Auf eidgenössischer Ebene kommen die Stipendieninitiative und die Erbschaftsteuerreform zur Abstimmung, auf kantonaler Ebene die Initiative «Keine Härtefallkommission für abgewiesene Asylbewerber und Personen mit ungeregeltem Aufenthaltsstatus» und auf städtischer Ebene der Objektkredit von rund 100 Millionen Franken für die Wohnsiedlung Hornbach im Seefeld.

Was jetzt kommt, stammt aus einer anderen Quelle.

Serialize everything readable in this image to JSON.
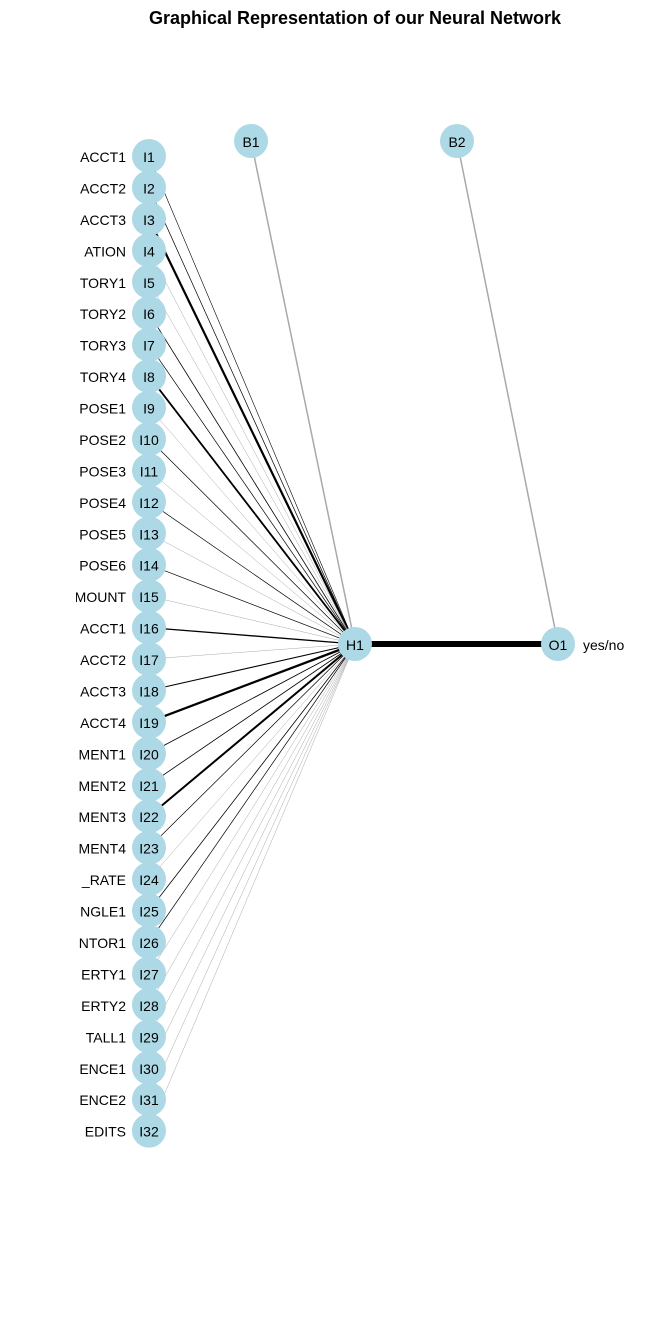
{
  "title": "Graphical Representation of our Neural Network",
  "colors": {
    "node": "#add8e6",
    "positive_edge": "#000000",
    "negative_edge": "#a9a9a9"
  },
  "inputs": [
    {
      "id": "I1",
      "label": "ACCT1",
      "weight": 0.6,
      "sign": "pos"
    },
    {
      "id": "I2",
      "label": "ACCT2",
      "weight": 0.7,
      "sign": "pos"
    },
    {
      "id": "I3",
      "label": "ACCT3",
      "weight": 2.2,
      "sign": "pos"
    },
    {
      "id": "I4",
      "label": "ATION",
      "weight": 0.5,
      "sign": "neg"
    },
    {
      "id": "I5",
      "label": "TORY1",
      "weight": 0.5,
      "sign": "neg"
    },
    {
      "id": "I6",
      "label": "TORY2",
      "weight": 0.8,
      "sign": "pos"
    },
    {
      "id": "I7",
      "label": "TORY3",
      "weight": 0.7,
      "sign": "pos"
    },
    {
      "id": "I8",
      "label": "TORY4",
      "weight": 1.8,
      "sign": "pos"
    },
    {
      "id": "I9",
      "label": "POSE1",
      "weight": 0.5,
      "sign": "neg"
    },
    {
      "id": "I10",
      "label": "POSE2",
      "weight": 0.7,
      "sign": "pos"
    },
    {
      "id": "I11",
      "label": "POSE3",
      "weight": 0.5,
      "sign": "neg"
    },
    {
      "id": "I12",
      "label": "POSE4",
      "weight": 0.7,
      "sign": "pos"
    },
    {
      "id": "I13",
      "label": "POSE5",
      "weight": 0.5,
      "sign": "neg"
    },
    {
      "id": "I14",
      "label": "POSE6",
      "weight": 0.7,
      "sign": "pos"
    },
    {
      "id": "I15",
      "label": "MOUNT",
      "weight": 0.5,
      "sign": "neg"
    },
    {
      "id": "I16",
      "label": "ACCT1",
      "weight": 1.3,
      "sign": "pos"
    },
    {
      "id": "I17",
      "label": "ACCT2",
      "weight": 0.5,
      "sign": "neg"
    },
    {
      "id": "I18",
      "label": "ACCT3",
      "weight": 1.1,
      "sign": "pos"
    },
    {
      "id": "I19",
      "label": "ACCT4",
      "weight": 2.3,
      "sign": "pos"
    },
    {
      "id": "I20",
      "label": "MENT1",
      "weight": 0.8,
      "sign": "pos"
    },
    {
      "id": "I21",
      "label": "MENT2",
      "weight": 0.8,
      "sign": "pos"
    },
    {
      "id": "I22",
      "label": "MENT3",
      "weight": 2.0,
      "sign": "pos"
    },
    {
      "id": "I23",
      "label": "MENT4",
      "weight": 0.7,
      "sign": "pos"
    },
    {
      "id": "I24",
      "label": "_RATE",
      "weight": 0.5,
      "sign": "neg"
    },
    {
      "id": "I25",
      "label": "NGLE1",
      "weight": 0.8,
      "sign": "pos"
    },
    {
      "id": "I26",
      "label": "NTOR1",
      "weight": 0.7,
      "sign": "pos"
    },
    {
      "id": "I27",
      "label": "ERTY1",
      "weight": 0.5,
      "sign": "neg"
    },
    {
      "id": "I28",
      "label": "ERTY2",
      "weight": 0.5,
      "sign": "neg"
    },
    {
      "id": "I29",
      "label": "TALL1",
      "weight": 0.5,
      "sign": "neg"
    },
    {
      "id": "I30",
      "label": "ENCE1",
      "weight": 0.5,
      "sign": "neg"
    },
    {
      "id": "I31",
      "label": "ENCE2",
      "weight": 0.5,
      "sign": "neg"
    },
    {
      "id": "I32",
      "label": "EDITS",
      "weight": 0.5,
      "sign": "neg"
    }
  ],
  "hidden": [
    {
      "id": "H1"
    }
  ],
  "outputs": [
    {
      "id": "O1",
      "label": "yes/no",
      "weight": 6,
      "sign": "pos"
    }
  ],
  "bias": [
    {
      "id": "B1",
      "target": "H1",
      "weight": 1.5,
      "sign": "neg"
    },
    {
      "id": "B2",
      "target": "O1",
      "weight": 1.5,
      "sign": "neg"
    }
  ]
}
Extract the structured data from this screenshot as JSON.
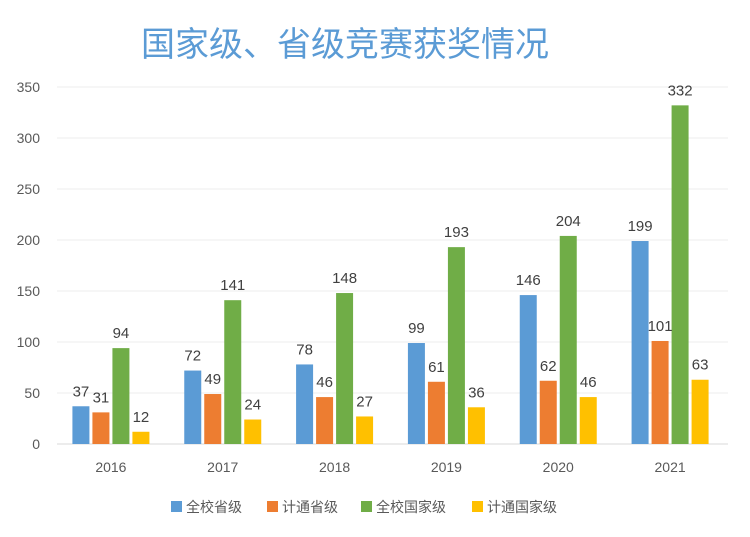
{
  "chart_data": {
    "type": "bar",
    "title": "国家级、省级竞赛获奖情况",
    "categories": [
      "2016",
      "2017",
      "2018",
      "2019",
      "2020",
      "2021"
    ],
    "series": [
      {
        "name": "全校省级",
        "color": "#5b9bd5",
        "values": [
          37,
          72,
          78,
          99,
          146,
          199
        ]
      },
      {
        "name": "计通省级",
        "color": "#ed7d31",
        "values": [
          31,
          49,
          46,
          61,
          62,
          101
        ]
      },
      {
        "name": "全校国家级",
        "color": "#70ad47",
        "values": [
          94,
          141,
          148,
          193,
          204,
          332
        ]
      },
      {
        "name": "计通国家级",
        "color": "#ffc000",
        "values": [
          12,
          24,
          27,
          36,
          46,
          63
        ]
      }
    ],
    "ylim": [
      0,
      350
    ],
    "yticks": [
      "0",
      "50",
      "100",
      "150",
      "200",
      "250",
      "300",
      "350"
    ],
    "grid": true,
    "legend": "bottom"
  }
}
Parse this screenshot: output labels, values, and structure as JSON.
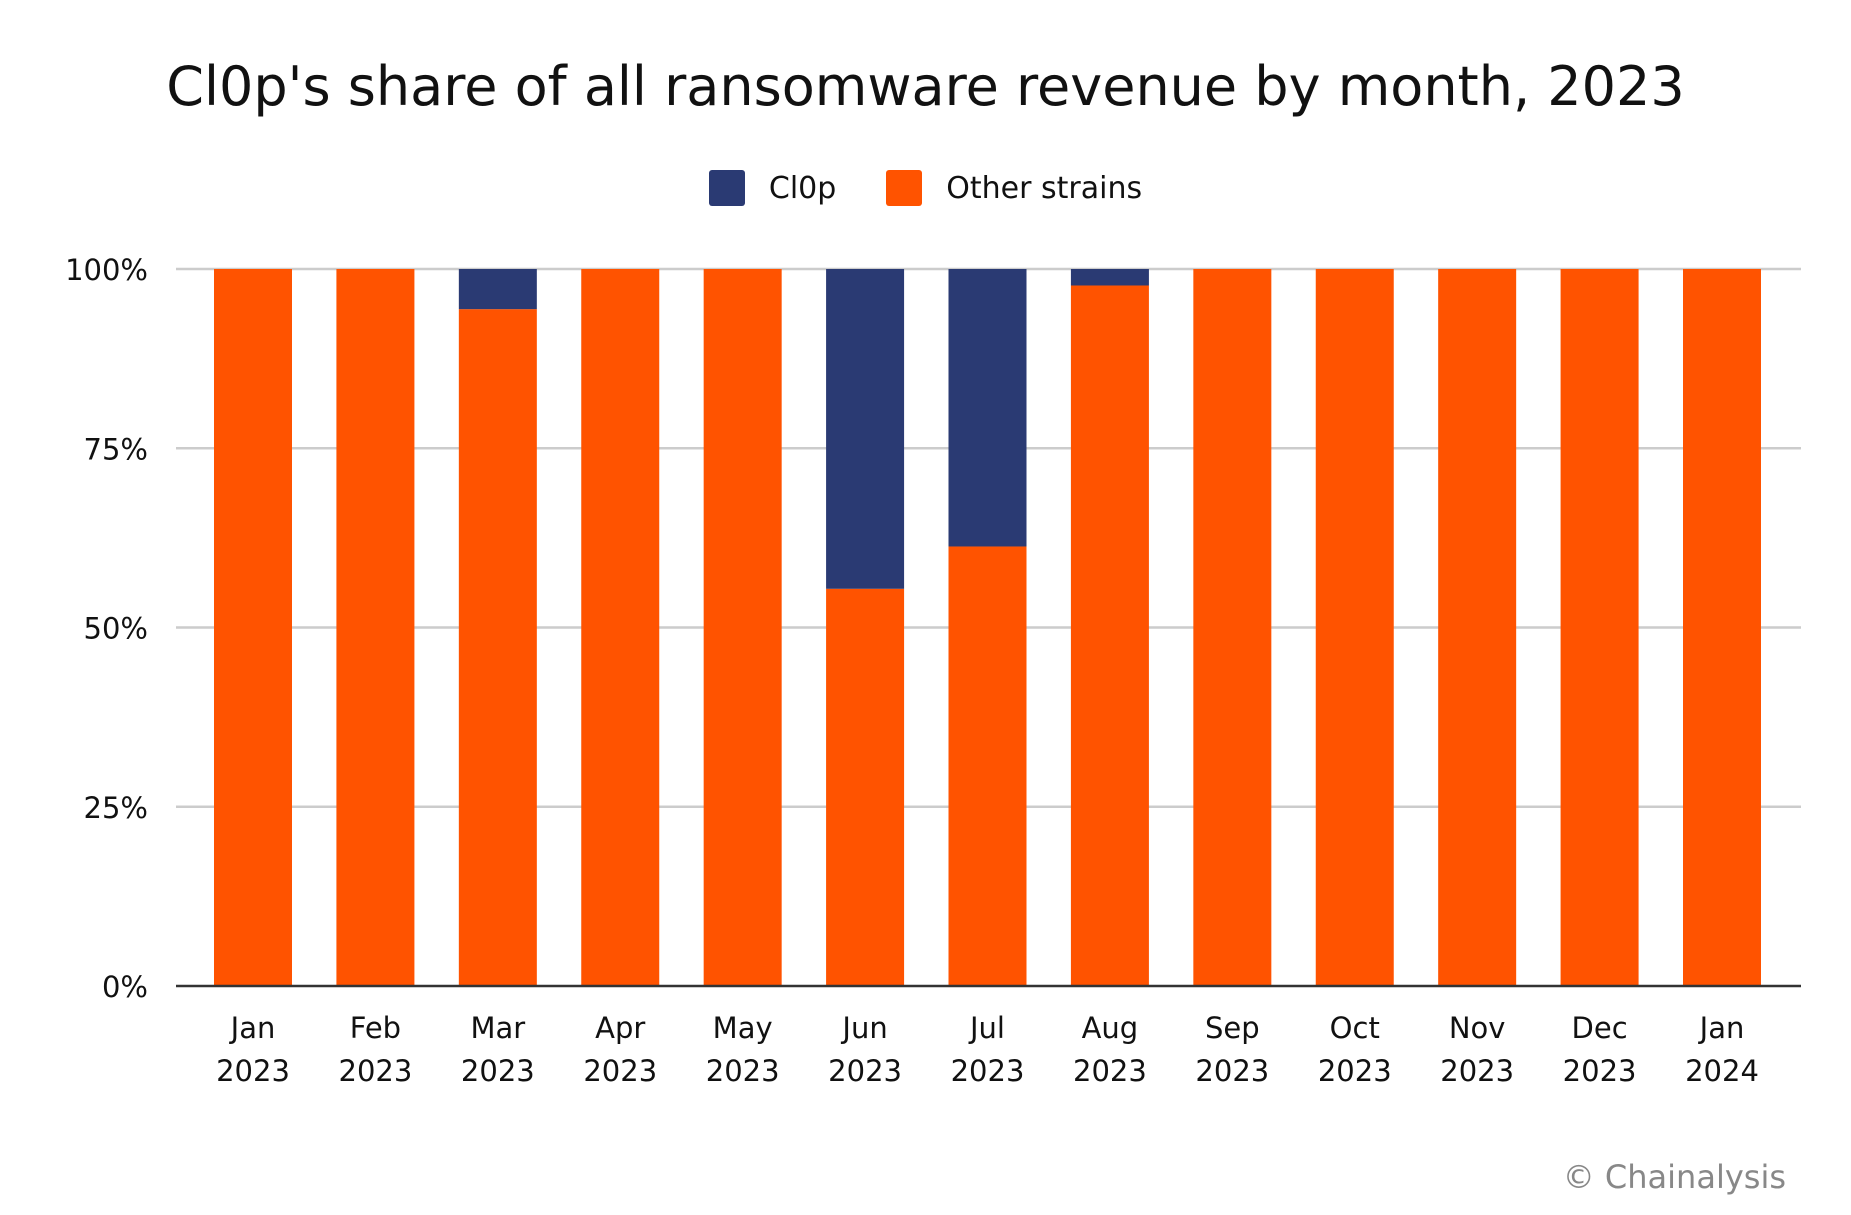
{
  "chart_data": {
    "type": "bar",
    "stacked": true,
    "title": "Cl0p's share of all ransomware revenue by month, 2023",
    "xlabel": "",
    "ylabel": "",
    "ylim": [
      0,
      100
    ],
    "yticks": [
      "0%",
      "25%",
      "50%",
      "75%",
      "100%"
    ],
    "ytick_values": [
      0,
      25,
      50,
      75,
      100
    ],
    "grid": true,
    "legend_position": "top-center",
    "categories": [
      [
        "Jan",
        "2023"
      ],
      [
        "Feb",
        "2023"
      ],
      [
        "Mar",
        "2023"
      ],
      [
        "Apr",
        "2023"
      ],
      [
        "May",
        "2023"
      ],
      [
        "Jun",
        "2023"
      ],
      [
        "Jul",
        "2023"
      ],
      [
        "Aug",
        "2023"
      ],
      [
        "Sep",
        "2023"
      ],
      [
        "Oct",
        "2023"
      ],
      [
        "Nov",
        "2023"
      ],
      [
        "Dec",
        "2023"
      ],
      [
        "Jan",
        "2024"
      ]
    ],
    "series": [
      {
        "name": "Other strains",
        "color": "#FF5300",
        "values": [
          100,
          100,
          94.4,
          100,
          100,
          55.4,
          61.3,
          97.7,
          100,
          100,
          100,
          100,
          100
        ]
      },
      {
        "name": "Cl0p",
        "color": "#2A3A73",
        "values": [
          0,
          0,
          5.6,
          0,
          0,
          44.6,
          38.7,
          2.3,
          0,
          0,
          0,
          0,
          0
        ]
      }
    ]
  },
  "legend": [
    {
      "label": "Cl0p",
      "color": "#2A3A73"
    },
    {
      "label": "Other strains",
      "color": "#FF5300"
    }
  ],
  "credit": "© Chainalysis"
}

Man kann sich auf den Standpunkt stellen, diese Vorlagen seien unnötig und deshalb abzulehnen. Der Zugang zur höheren Bildung an ETH, Universität, pädagogische Hochschule und Fachhochschule soll jenen vorbehalten bleiben, die es sich leisten können. Die Erbschaftssteuerreform ist abzulehnen, weil das zu vererbende Vermögen bereits versteuert wurde. Die Härtefallkommission des Kantons Zürich kann abgeschafft werden, weil abgewiesene Flüchtlinge unser Land eh so schnell wie möglich verlassen sollten. Auch die neu geplante Wohnsiedlung Hornbach braucht es nicht, weil es einer luxuriösen Verschwendung gleichkommt, wenn im Seefeld auch Wohnungen für «Normalverdienende», also für jene, die sich keine Mieten von 3000 Franken leisten können, gebaut werden.

Sozialer Ausgleich und Durchmischung

Man kann aber auch die andere Position einnehmen. Und der Stipendieninitiative zustimmen. Diese verlangt, dass das von Kanton zu Kanton unterschiedlich ausgestaltete Stipendienwesen harmonisiert. Mit den Ausbildungsbeiträgen soll es künftig möglich sein, dass die Studierenden damit die Lebenshaltungskosten oder einen guten Teil davon bestreiten können. Man kann aber auch der Erbschaftssteuerinitiative zustimmen und so für einen kleinen Ausgleich zwischen arm und reich sorgen. Die Initiative spricht dem Bund die Kompetenz zu, eine Erbschaftssteuer einzuführen. Erbschaften, die unter dem Freibetrag von zwei Millionen Franken liegen, sind von der Steuer befreit. Zudem soll für KMU eine Sonderlösung geschaffen werden. Zwei Drittel der Steuereinnahmen fliessen in die Kasse der AHV. Man kann die Initiative der SVP ablehnen, die verlangt, dass die Härtefallkommission des Kantons Zürich abgeschafft wird. Damit erhalten Flüchtlinge, deren Asylgesuch abgelehnt wurde, eine letzte Möglichkeit, ihren Fall von einer Kommission beurteilen zu lassen. Und man kann dem Objektkredit für die Wohnsiedlung Hornbach im Seefeld zustimmen und mit dem Ja dafür sorgen, dass der Anteil der bezahlbaren Wohnungen in der Stadt steigt.
Sozialer Ausgleich und Gerechtigkeit stehen für mich an erster Stelle, dementsprechend werde ich abstimmen – und hoffe auf Mehrheiten.